Diane Swonk, économiste en chef de KPMG, estime que les responsables de la Fed se trouvent dans une situation encore plus difficile, ce qu'elle appelle le "purgatoire de la politique monétaire", non pas tant pour payer les fautes commises dans le passé que parce qu'on ne sait plus très bien dans quelle direction ils vont s'engager.

Avec une inflation plus rapide que prévu au cours des premiers mois de cette année, la Fed "n'est pas tout à fait sûre d'en avoir fait assez pour faire dérailler l'inflation et réduire les taux ; une nouvelle accélération de l'inflation forcerait la Fed à envisager de nouvelles hausses de taux", écrit Mme Swonk.

"La question clé est de savoir jusqu'où la Fed voudra aller pour changer la teneur du débat dans le prochain communiqué, a écrit M. Swonk, mettant l'accent sur la manière dont le communiqué du 20 mars a été formulé en termes de conditions dans lesquelles il serait "approprié de réduire" le taux d'intérêt de référence.

La suppression du mot "réduire" ou l'adoption d'un point de vue plus équilibré sur la prochaine étape de la politique monétaire enverrait un message particulièrement fort sur la manière dont les données récentes sur l'inflation ont été absorbées.

Krishna Guha, vice-président d'Evercore ISI, estime que la Fed se trouve sur une sorte de route secondaire, bloquée en route vers une destination finale qui pourrait elle-même devenir plus incertaine.

Pour l'instant, il pense que Powell et les autres responsables de la Fed s'efforceront de maintenir intacte l'idée de base actuelle concernant les réductions de taux à venir, tout en reconnaissant que les données récentes n'ont pas été utiles.
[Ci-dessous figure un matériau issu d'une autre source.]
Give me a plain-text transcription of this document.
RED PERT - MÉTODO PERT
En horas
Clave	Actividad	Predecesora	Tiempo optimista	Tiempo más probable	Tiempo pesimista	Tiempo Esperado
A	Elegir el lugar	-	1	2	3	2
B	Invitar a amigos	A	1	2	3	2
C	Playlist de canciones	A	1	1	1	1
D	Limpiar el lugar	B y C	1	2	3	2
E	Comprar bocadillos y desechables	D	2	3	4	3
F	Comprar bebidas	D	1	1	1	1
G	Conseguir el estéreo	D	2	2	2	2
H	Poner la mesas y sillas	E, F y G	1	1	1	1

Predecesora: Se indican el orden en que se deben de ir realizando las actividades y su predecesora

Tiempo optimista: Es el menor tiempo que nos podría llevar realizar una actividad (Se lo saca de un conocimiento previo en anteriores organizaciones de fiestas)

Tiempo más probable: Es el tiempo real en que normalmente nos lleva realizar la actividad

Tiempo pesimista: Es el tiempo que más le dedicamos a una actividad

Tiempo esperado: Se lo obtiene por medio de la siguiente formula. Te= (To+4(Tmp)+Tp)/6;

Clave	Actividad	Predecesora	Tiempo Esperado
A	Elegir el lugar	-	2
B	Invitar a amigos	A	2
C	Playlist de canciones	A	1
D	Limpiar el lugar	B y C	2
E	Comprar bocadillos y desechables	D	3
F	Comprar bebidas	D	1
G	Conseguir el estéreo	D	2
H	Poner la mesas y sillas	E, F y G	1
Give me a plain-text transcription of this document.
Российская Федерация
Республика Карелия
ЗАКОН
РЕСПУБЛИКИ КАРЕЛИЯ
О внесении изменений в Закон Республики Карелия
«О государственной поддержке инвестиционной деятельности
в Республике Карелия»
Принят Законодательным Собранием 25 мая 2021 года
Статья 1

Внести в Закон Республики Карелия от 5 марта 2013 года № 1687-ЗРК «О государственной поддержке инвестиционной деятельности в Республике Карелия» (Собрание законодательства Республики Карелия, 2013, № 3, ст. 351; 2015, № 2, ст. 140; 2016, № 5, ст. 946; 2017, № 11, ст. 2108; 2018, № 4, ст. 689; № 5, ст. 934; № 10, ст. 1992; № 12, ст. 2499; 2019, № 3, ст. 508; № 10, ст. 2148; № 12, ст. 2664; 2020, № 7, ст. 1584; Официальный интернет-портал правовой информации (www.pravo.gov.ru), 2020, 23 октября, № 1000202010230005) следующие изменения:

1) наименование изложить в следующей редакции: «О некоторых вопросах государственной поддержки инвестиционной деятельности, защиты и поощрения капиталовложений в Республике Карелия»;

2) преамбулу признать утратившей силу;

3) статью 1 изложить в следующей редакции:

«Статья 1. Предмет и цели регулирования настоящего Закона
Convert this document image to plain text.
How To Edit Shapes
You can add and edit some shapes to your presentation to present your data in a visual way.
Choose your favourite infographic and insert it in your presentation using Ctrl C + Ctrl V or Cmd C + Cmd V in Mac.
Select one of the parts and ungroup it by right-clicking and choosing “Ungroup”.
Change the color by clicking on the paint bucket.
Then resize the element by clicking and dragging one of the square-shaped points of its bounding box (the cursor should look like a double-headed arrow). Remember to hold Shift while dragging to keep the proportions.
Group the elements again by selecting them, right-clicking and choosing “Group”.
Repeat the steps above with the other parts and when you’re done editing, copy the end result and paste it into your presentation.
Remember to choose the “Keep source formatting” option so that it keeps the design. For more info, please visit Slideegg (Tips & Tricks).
M. Guha a déclaré qu'il ne s'attendait à "aucun changement dans le langage politique de la déclaration", M. Powell profitant de sa conférence de presse pour répéter que la banque centrale est "bien placée" pour rester en attente aussi longtemps que nécessaire pour que le niveau actuel des taux réduise l'inflation, et pour réduire les taux une fois qu'il sera clair que c'est le cas.

Mais en fonction de l'évolution des salaires et d'autres données, cette réunion "pourrait n'être qu'une étape sur le chemin d'une réinitialisation plus poussée de la politique monétaire hawkish".

CHEMIN OU AFFLUENT ?

Austan Goolsbee, président de la Fed de Chicago, connu pour ses tournures de phrases colorées, a saisi l'humeur changeante d'un canal plus compliqué à emprunter pour la banque centrale.

À la fin de l'année dernière, il a estimé que la Fed se trouvait sur une "voie royale" dans laquelle l'inflation diminuait sans que cela n'entraîne une hausse du taux de chômage ou une baisse de la croissance, comme cela a été le cas par le passé.

Dans les commentaires qu'il a formulés au début du mois, il a maintenu le même résultat, mais a modifié la géographie environnante.

L'économie en 2023 a montré "que nous pourrions peut-être faire baisser l'inflation sans connaître une grande récession", a déclaré M. Goolsbee. "Cela peut-il se poursuivre en 2024 ? Je l'espère. Mais elle ne sera pas aussi extrême... Il s'agit d'un 'affluent d'or', pas d'un 'chemin d'or'.